How embarrassing for our parliamentarians as they strut about the land proclaiming how powerful and decisive they are, that Auckland Council has to meet tomorrow to clear up a mess that MPs have resolutely been ducking for the last 27 years.
A year ago, in a last cowardly move, Parliament tossed the problem of the archaic Easter Sunday trading restrictions over to local councils up and down the land, and told them to do their worst. That followed at least 11 failed parliamentary private members bills since 1990, trying to sort out the mess.

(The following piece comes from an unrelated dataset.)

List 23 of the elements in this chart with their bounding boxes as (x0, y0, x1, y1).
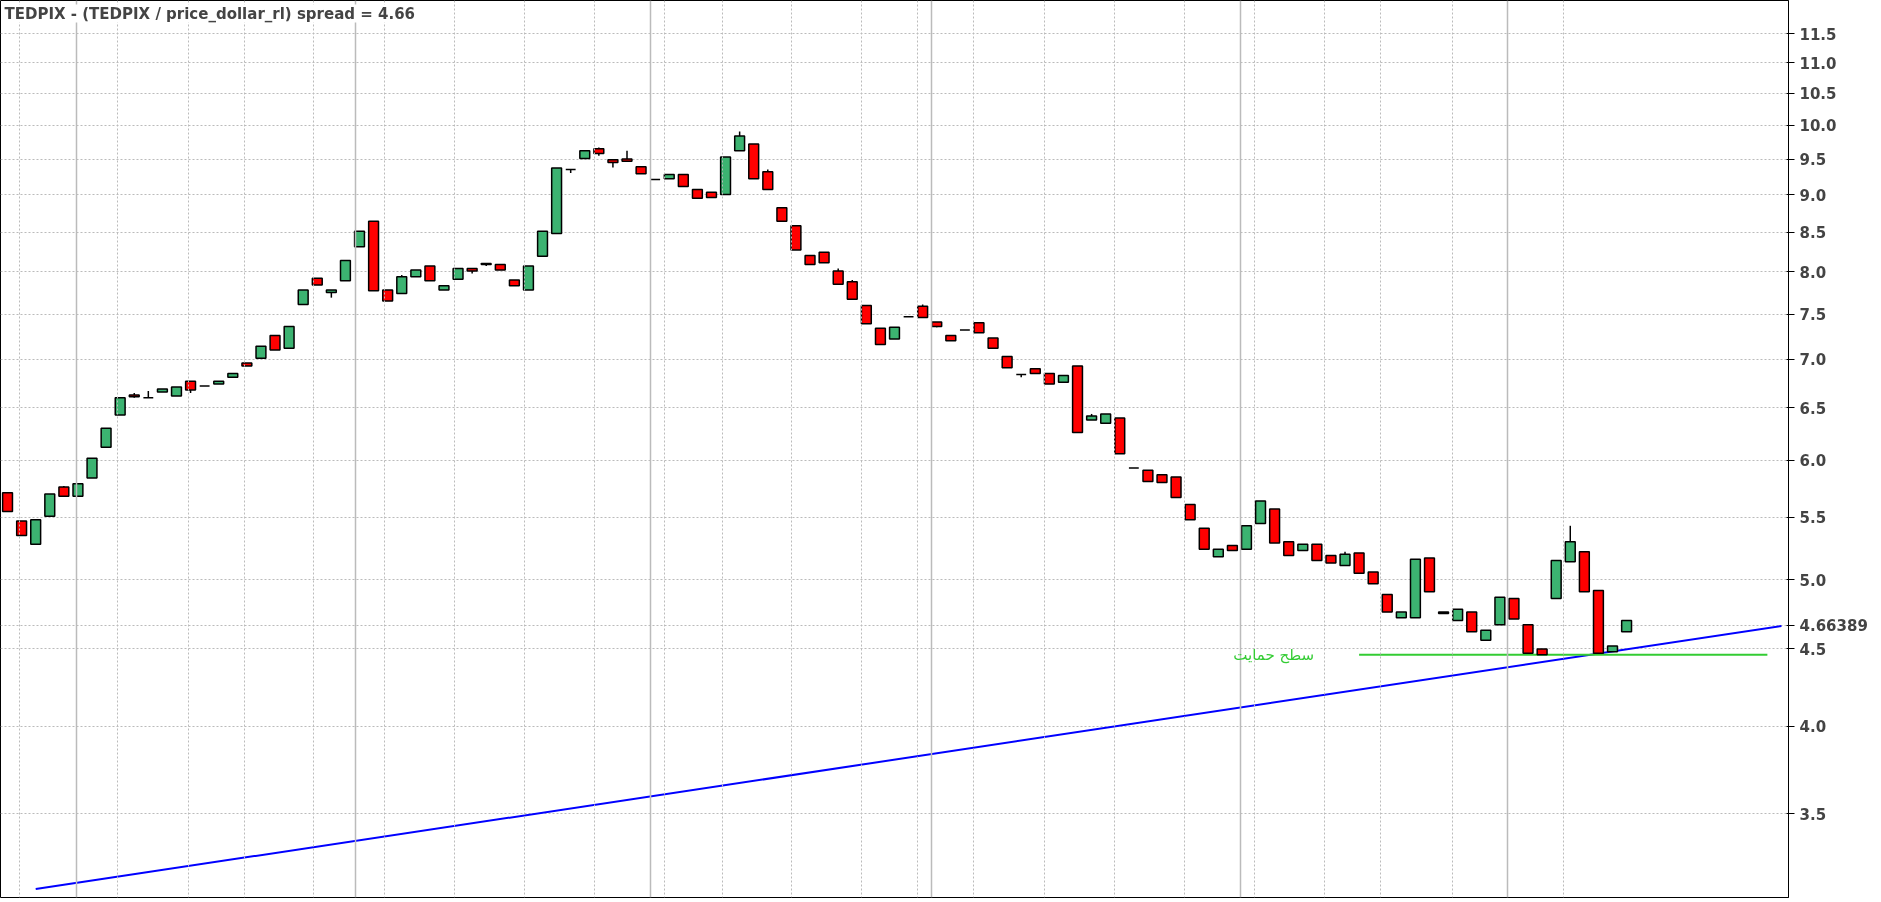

Depressingly, Auckland Council bureaucrats have caught the parliamentary inertia bug and are recommending the politicians vote tomorrow for the status quo lunacy. This permits, for example, shops along Parnell Road to open from 10am to 6pm on Easter Sunday, but bans shopping in neighbouring Newmarket, along Ponsonby Road and in the malls dotting the region.
The Auckland bureaucrats have wasted, at a quick guess, tens of thousands of dollars of ratepayers cash on surveys, economic benefit analysis and the like. This included a scientific poll by research company Colmar Brunton, of 1,600 Auckland, which showed a minority of 42 per cent favouring the status quo, and a "self-selecting" Public Engagement Survey, in which 68 per cent of 2,027 participants similarly wanted no change.
The economic analysis revealed the unremarkable fact that electronic card expenditure was "low" on Good Friday and Easter Sunday, when shopping restrictions are in place, and "spiked" on the days before and after. It concluded that if restrictions were lifted, spending over the period would even out! It concluded the "annual economic benefit of opening more shops on Easter Sunday was likely to be very minimal (0.005 per cent - five thousandths of 1 per cent of annual gross domestic product)."
As I sit down to despatch my latest $872.48 rates payment to Auckland Council, I can't help wondering if this was an acceptable use of my hard-earned cash.
After all, Easter trading reform is not about GDP at all. It's about removing anomalies in the trading laws that for years, have been increasingly ignored, both by traders, and by the government inspectors charged with enforcement.
In 1980, after a 35-year ban on weekend trading except for "emergency goods," Saturday trading was reintroduced. Ten years later came 7-day trading, except for the three major Christian holy days and Anzac Day morning. There were anomalous exceptions from the start. A tourist town like Queenstown could trade on these days, but not Rotorua. In 2001 came an exemption for the corner dairy, but not the supermarket.
Garden centres have led the civil disobedience, defiantly opening on both Good Friday and Easter Sunday for years. Last Easter, Oderings Garden Centre director Julian Odering said his business had paid more than $20,000 in fines and court fees since 1992.
Last August, the National government couldn't take the embarrassment any more, and tossed the parcel to territorial authorities to decide. They dressed it up as an exercise in democracy, letting local communities decide what's best for them. But the reality is, it was a cop-out destined to compound the existing confusion. It has.
Putting aside Anzac Day, the historic justification for the three non-shopping days, is they are the three main Christian holy days. In addition, unions don't want to lose a day off for employees. Last August's Shop Trading Hours Act, gave employees the right to refuse to work on Easter Sunday for any reason, so that's covered.
As for the religious issue, parliamentarians as good as buried that one in the same legislation when they supported the principle of universal Easter Sunday trading, but tossed it over to the local councils to decide where.
It's now up to Auckland councillors to show the leadership lacking at the centre. The present ban is a relic from the 1980s when our parliamentarians still pretended we were a Christian nation and that somehow shopping on Her day would offend God.
At the 2013 census, less than half of us identified ourselves as Christian. Indeed 42 per cent ticked the No Religion box.
It's time to accept this 21st century reality. If the majority want to shop on Easter Sunday, then why not? I'm sure God has more pressing problems to worry about.